Писано В.В. Беклемишевым


Снова вынужден отвлечь любезного читателя от записок Павла Никитича своими комментариями, ибо во время его вынужденной отлучки события в Петербурге продолжали развиваться своим ходом и, думается, не совсем так, как бы ему того хотелось. Кроме того, я уж обещал вам несколько детальнее обрисовать портрет Матвея Ильича Кашина, что и попытаюсь сделать чуть ниже.

После давешнего обеда в доме князя, он неоднократно во время моих визитов зазывал меня к себе и, как всегда без утайки, делился своими сокровенными мыслями. Дело в том, что Полине Матвеевне исполнилось уже осьмнадцать лет — возраст, по мнению генерала, самый подходящий для удачного замужества.
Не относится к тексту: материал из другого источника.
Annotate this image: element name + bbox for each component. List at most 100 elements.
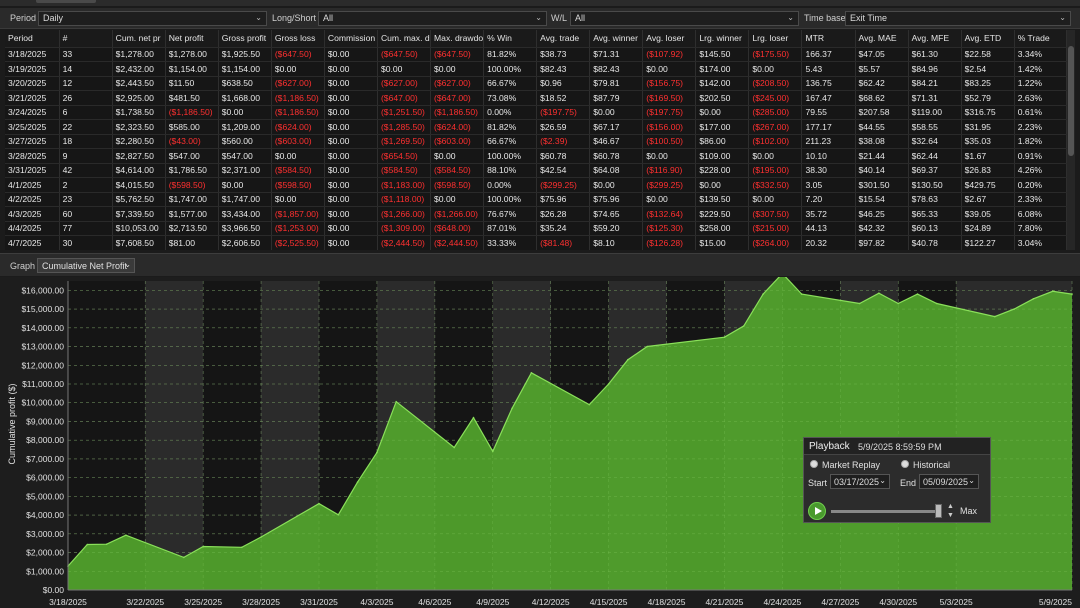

— Ты сам посуди, друг мой, — рассуждал Матвей Ильич. — Я уже не юноша, случись что со мною — кто позаботится о ней? На Марью Захаровну надежды мало, она у меня все больше по хозяйству да за сыном приглядывает, а Полина уже вышла из-под ее опеки… Да что там, мне иной раз с нею не совладать — моя натура, ей-богу, моя! А как с ее характером стукнет ей за двадцать — и пиши пропало, уже перестарок! Приданого за ней, конечно, дам, но немного, я сам, брат, небогат — так, тыщонок двадцать — двадцать пять. Нынешним франтам этого на месяц не хватит, здесь надобен дельный молодой человек — с перспективою! — При последнем слове Матвей Ильич с важностью поднял вверх указательный палец, причем густые брови его тоже приподнялись вместе с пальцем.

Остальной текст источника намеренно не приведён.